International diversification reduces concentration risk in any single market. Learn why home country bias is dangerous, the case for international allocation, and the best funds for global investing.
US stocks have performed exceptionally well over the past decade. This creates home country bias: investors overweight their home market because recent performance confirms their comfort.
Historically, different markets lead in different decades. Japan led in the 1980s. Emerging markets led in the 2000s. The US led in the 2010s. International diversification reduces the risk of any single market dominating your portfolio.
US market: 60% of global market cap.
International developed markets: ~30% (Europe, Japan, Australia, Canada).
Emerging markets: ~10% (China, India, Brazil, Taiwan, etc.).
A globally market-cap-weighted portfolio is approximately 60% US, 40% international.
Many experts recommend 20-40% international allocation.

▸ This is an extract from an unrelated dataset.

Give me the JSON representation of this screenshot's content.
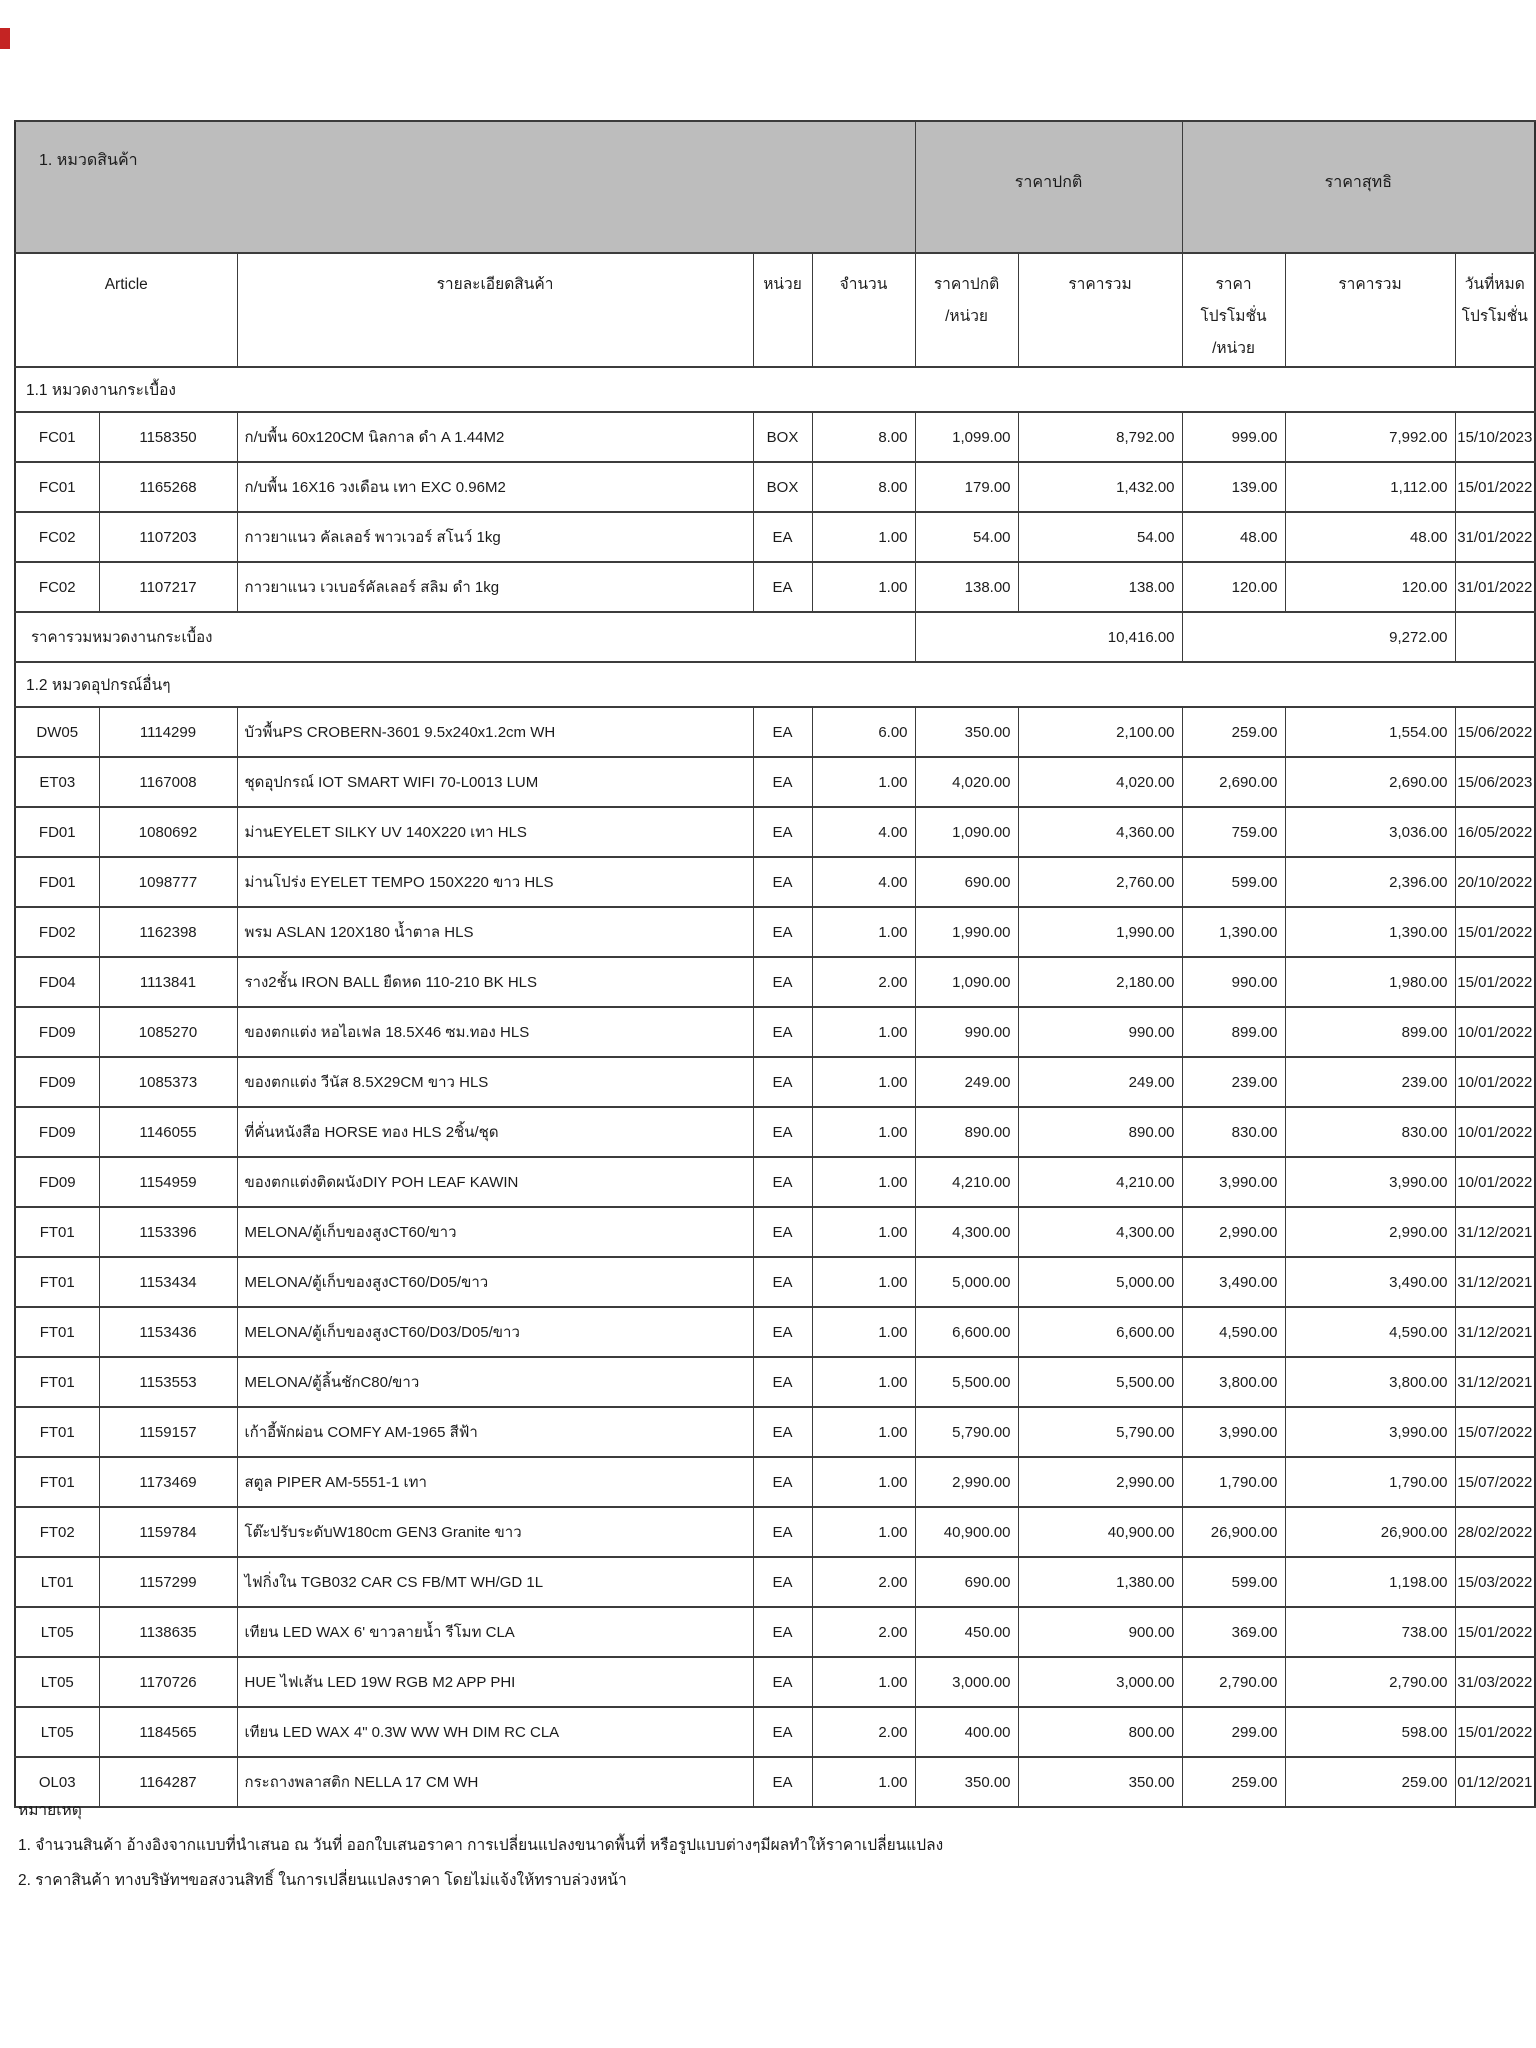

Warren Buffett famously suggests 90% S&P 500, 10% short-term bonds — but he is unusual in his US-only approach.
VXUS: Vanguard Total International Stock ETF. Covers entire international market excluding US. Expense ratio: 0.07%.

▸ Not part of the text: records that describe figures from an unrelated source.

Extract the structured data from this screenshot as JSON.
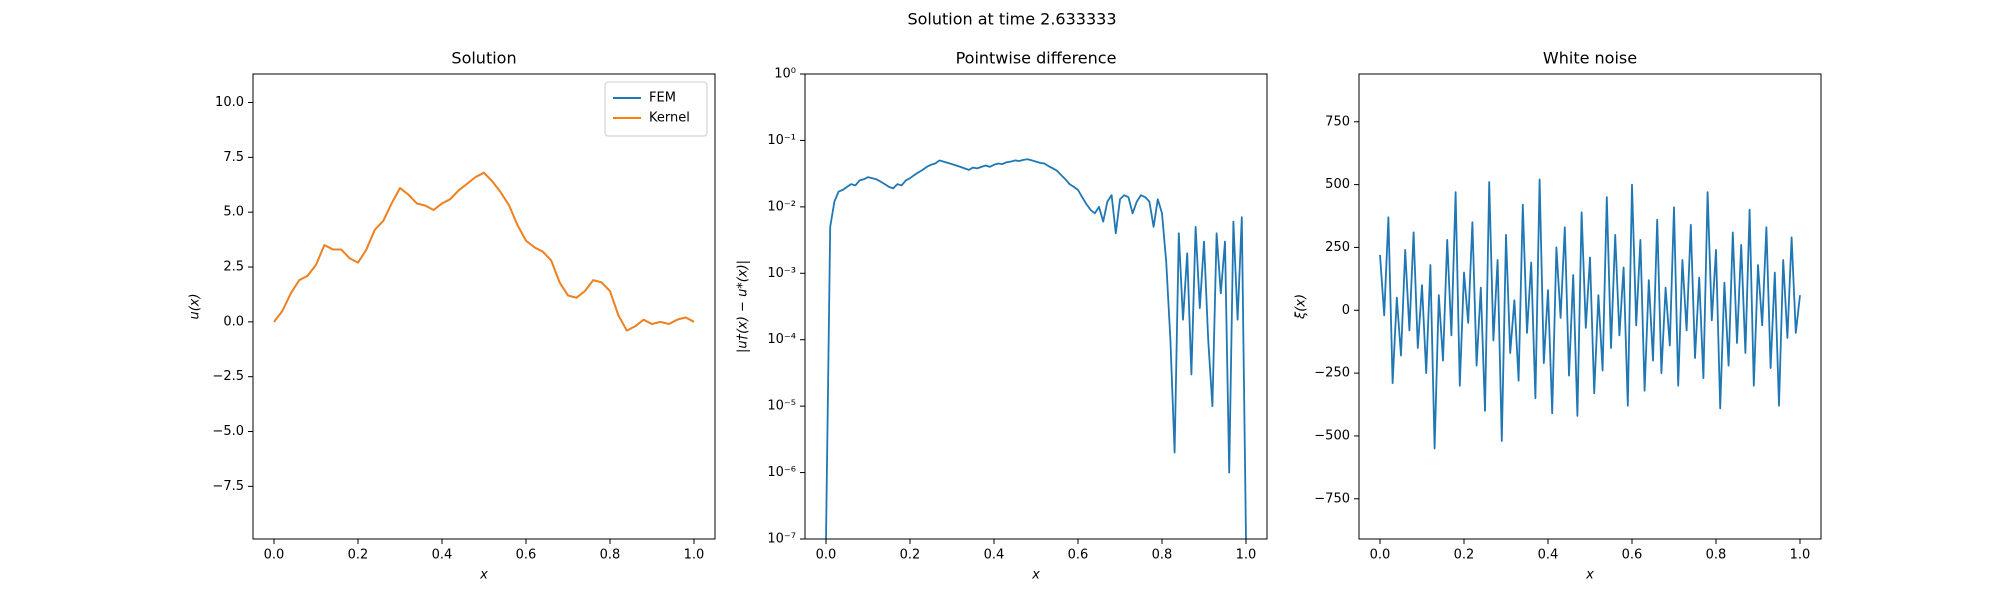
{
  "title": "Solution at time 2.633333",
  "chart_data": [
    {
      "type": "line",
      "title": "Solution",
      "xlabel": "x",
      "ylabel": "u(x)",
      "x": [
        0,
        0.02,
        0.04,
        0.06,
        0.08,
        0.1,
        0.12,
        0.14,
        0.16,
        0.18,
        0.2,
        0.22,
        0.24,
        0.26,
        0.28,
        0.3,
        0.32,
        0.34,
        0.36,
        0.38,
        0.4,
        0.42,
        0.44,
        0.46,
        0.48,
        0.5,
        0.52,
        0.54,
        0.56,
        0.58,
        0.6,
        0.62,
        0.64,
        0.66,
        0.68,
        0.7,
        0.72,
        0.74,
        0.76,
        0.78,
        0.8,
        0.82,
        0.84,
        0.86,
        0.88,
        0.9,
        0.92,
        0.94,
        0.96,
        0.98,
        1
      ],
      "series": [
        {
          "name": "FEM",
          "color": "#1f77b4",
          "values": [
            0,
            0.5,
            1.3,
            1.9,
            2.1,
            2.6,
            3.5,
            3.3,
            3.3,
            2.9,
            2.7,
            3.3,
            4.2,
            4.6,
            5.4,
            6.1,
            5.8,
            5.4,
            5.3,
            5.1,
            5.4,
            5.6,
            6.0,
            6.3,
            6.6,
            6.8,
            6.4,
            5.9,
            5.3,
            4.4,
            3.7,
            3.4,
            3.2,
            2.8,
            1.8,
            1.2,
            1.1,
            1.4,
            1.9,
            1.8,
            1.4,
            0.3,
            -0.4,
            -0.2,
            0.1,
            -0.1,
            0,
            -0.1,
            0.1,
            0.2,
            0
          ]
        },
        {
          "name": "Kernel",
          "color": "#ff7f0e",
          "values": [
            0,
            0.5,
            1.3,
            1.9,
            2.1,
            2.6,
            3.5,
            3.3,
            3.3,
            2.9,
            2.7,
            3.3,
            4.2,
            4.6,
            5.4,
            6.1,
            5.8,
            5.4,
            5.3,
            5.1,
            5.4,
            5.6,
            6.0,
            6.3,
            6.6,
            6.8,
            6.4,
            5.9,
            5.3,
            4.4,
            3.7,
            3.4,
            3.2,
            2.8,
            1.8,
            1.2,
            1.1,
            1.4,
            1.9,
            1.8,
            1.4,
            0.3,
            -0.4,
            -0.2,
            0.1,
            -0.1,
            0,
            -0.1,
            0.1,
            0.2,
            0
          ]
        }
      ],
      "xlim": [
        -0.05,
        1.05
      ],
      "xticks": [
        {
          "value": 0,
          "label": "0.0"
        },
        0.2,
        0.4,
        0.6,
        0.8,
        {
          "value": 1,
          "label": "1.0"
        }
      ],
      "ylim": [
        -9.9,
        11.3
      ],
      "yticks": [
        {
          "value": -7.5,
          "label": "−7.5"
        },
        {
          "value": -5,
          "label": "−5.0"
        },
        {
          "value": -2.5,
          "label": "−2.5"
        },
        {
          "value": 0,
          "label": "0.0"
        },
        2.5,
        {
          "value": 5,
          "label": "5.0"
        },
        7.5,
        {
          "value": 10,
          "label": "10.0"
        }
      ],
      "legend": "upper right"
    },
    {
      "type": "line",
      "title": "Pointwise difference",
      "xlabel": "x",
      "ylabel": "|u†(x) − u*(x)|",
      "yscale": "log",
      "color": "#1f77b4",
      "x": [
        0,
        0.01,
        0.02,
        0.03,
        0.04,
        0.05,
        0.06,
        0.07,
        0.08,
        0.09,
        0.1,
        0.11,
        0.12,
        0.13,
        0.14,
        0.15,
        0.16,
        0.17,
        0.18,
        0.19,
        0.2,
        0.21,
        0.22,
        0.23,
        0.24,
        0.25,
        0.26,
        0.27,
        0.28,
        0.29,
        0.3,
        0.31,
        0.32,
        0.33,
        0.34,
        0.35,
        0.36,
        0.37,
        0.38,
        0.39,
        0.4,
        0.41,
        0.42,
        0.43,
        0.44,
        0.45,
        0.46,
        0.47,
        0.48,
        0.49,
        0.5,
        0.51,
        0.52,
        0.53,
        0.54,
        0.55,
        0.56,
        0.57,
        0.58,
        0.59,
        0.6,
        0.61,
        0.62,
        0.63,
        0.64,
        0.65,
        0.66,
        0.67,
        0.68,
        0.69,
        0.7,
        0.71,
        0.72,
        0.73,
        0.74,
        0.75,
        0.76,
        0.77,
        0.78,
        0.79,
        0.8,
        0.81,
        0.82,
        0.83,
        0.84,
        0.85,
        0.86,
        0.87,
        0.88,
        0.89,
        0.9,
        0.91,
        0.92,
        0.93,
        0.94,
        0.95,
        0.96,
        0.97,
        0.98,
        0.99,
        1
      ],
      "values": [
        1e-07,
        0.005,
        0.012,
        0.017,
        0.018,
        0.02,
        0.022,
        0.021,
        0.025,
        0.026,
        0.028,
        0.027,
        0.026,
        0.024,
        0.022,
        0.02,
        0.019,
        0.022,
        0.021,
        0.025,
        0.027,
        0.03,
        0.033,
        0.036,
        0.04,
        0.043,
        0.045,
        0.05,
        0.048,
        0.046,
        0.044,
        0.042,
        0.04,
        0.038,
        0.036,
        0.039,
        0.038,
        0.04,
        0.042,
        0.04,
        0.043,
        0.045,
        0.044,
        0.047,
        0.048,
        0.05,
        0.049,
        0.051,
        0.052,
        0.05,
        0.048,
        0.046,
        0.045,
        0.041,
        0.038,
        0.035,
        0.03,
        0.026,
        0.022,
        0.02,
        0.018,
        0.014,
        0.011,
        0.009,
        0.008,
        0.01,
        0.006,
        0.012,
        0.015,
        0.004,
        0.013,
        0.015,
        0.014,
        0.008,
        0.012,
        0.015,
        0.014,
        0.012,
        0.005,
        0.013,
        0.008,
        0.0015,
        0.0001,
        2e-06,
        0.004,
        0.0002,
        0.002,
        3e-05,
        0.005,
        0.0003,
        0.003,
        0.0001,
        1e-05,
        0.004,
        0.0005,
        0.003,
        1e-06,
        0.006,
        0.0002,
        0.007,
        1e-07
      ],
      "xlim": [
        -0.05,
        1.05
      ],
      "xticks": [
        {
          "value": 0,
          "label": "0.0"
        },
        0.2,
        0.4,
        0.6,
        0.8,
        {
          "value": 1,
          "label": "1.0"
        }
      ],
      "ylim": [
        1e-07,
        1
      ],
      "yticks": [
        {
          "value": 1e-07,
          "label": "10⁻⁷"
        },
        {
          "value": 1e-06,
          "label": "10⁻⁶"
        },
        {
          "value": 1e-05,
          "label": "10⁻⁵"
        },
        {
          "value": 0.0001,
          "label": "10⁻⁴"
        },
        {
          "value": 0.001,
          "label": "10⁻³"
        },
        {
          "value": 0.01,
          "label": "10⁻²"
        },
        {
          "value": 0.1,
          "label": "10⁻¹"
        },
        {
          "value": 1,
          "label": "10⁰"
        }
      ]
    },
    {
      "type": "line",
      "title": "White noise",
      "xlabel": "x",
      "ylabel": "ξ(x)",
      "color": "#1f77b4",
      "x": [
        0,
        0.01,
        0.02,
        0.03,
        0.04,
        0.05,
        0.06,
        0.07,
        0.08,
        0.09,
        0.1,
        0.11,
        0.12,
        0.13,
        0.14,
        0.15,
        0.16,
        0.17,
        0.18,
        0.19,
        0.2,
        0.21,
        0.22,
        0.23,
        0.24,
        0.25,
        0.26,
        0.27,
        0.28,
        0.29,
        0.3,
        0.31,
        0.32,
        0.33,
        0.34,
        0.35,
        0.36,
        0.37,
        0.38,
        0.39,
        0.4,
        0.41,
        0.42,
        0.43,
        0.44,
        0.45,
        0.46,
        0.47,
        0.48,
        0.49,
        0.5,
        0.51,
        0.52,
        0.53,
        0.54,
        0.55,
        0.56,
        0.57,
        0.58,
        0.59,
        0.6,
        0.61,
        0.62,
        0.63,
        0.64,
        0.65,
        0.66,
        0.67,
        0.68,
        0.69,
        0.7,
        0.71,
        0.72,
        0.73,
        0.74,
        0.75,
        0.76,
        0.77,
        0.78,
        0.79,
        0.8,
        0.81,
        0.82,
        0.83,
        0.84,
        0.85,
        0.86,
        0.87,
        0.88,
        0.89,
        0.9,
        0.91,
        0.92,
        0.93,
        0.94,
        0.95,
        0.96,
        0.97,
        0.98,
        0.99,
        1
      ],
      "values": [
        220,
        -20,
        370,
        -290,
        50,
        -180,
        240,
        -80,
        310,
        -150,
        100,
        -250,
        180,
        -550,
        60,
        -200,
        280,
        -100,
        470,
        -300,
        150,
        -50,
        350,
        -220,
        90,
        -400,
        510,
        -120,
        200,
        -520,
        300,
        -170,
        40,
        -280,
        420,
        -90,
        190,
        -350,
        520,
        -210,
        80,
        -410,
        250,
        -30,
        330,
        -260,
        140,
        -420,
        390,
        -70,
        210,
        -330,
        60,
        -240,
        450,
        -150,
        300,
        -100,
        170,
        -380,
        500,
        -60,
        280,
        -320,
        120,
        -200,
        360,
        -250,
        90,
        -140,
        410,
        -300,
        200,
        -80,
        340,
        -190,
        130,
        -270,
        470,
        -40,
        240,
        -390,
        110,
        -220,
        310,
        -130,
        260,
        -170,
        400,
        -300,
        180,
        -60,
        330,
        -230,
        150,
        -380,
        200,
        -110,
        290,
        -90,
        60
      ],
      "xlim": [
        -0.05,
        1.05
      ],
      "xticks": [
        {
          "value": 0,
          "label": "0.0"
        },
        0.2,
        0.4,
        0.6,
        0.8,
        {
          "value": 1,
          "label": "1.0"
        }
      ],
      "ylim": [
        -910,
        940
      ],
      "yticks": [
        {
          "value": -750,
          "label": "−750"
        },
        {
          "value": -500,
          "label": "−500"
        },
        {
          "value": -250,
          "label": "−250"
        },
        0,
        250,
        500,
        750
      ]
    }
  ]
}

VEA: Vanguard FTSE Developed Markets ETF. Developed countries only (no emerging).
VWO: Vanguard FTSE Emerging Markets ETF. Emerging market exposure only.
VWRA: For non-US investors. Vanguard FTSE All-World Accumulating. Entire global market in one fund.
As a freelancer earning in multiple currencies, your income is already internationally diversified. A US-heavy portfolio counterbalances non-USD income. Consider your total financial picture, not just your investment portfolio, when deciding on international allocation.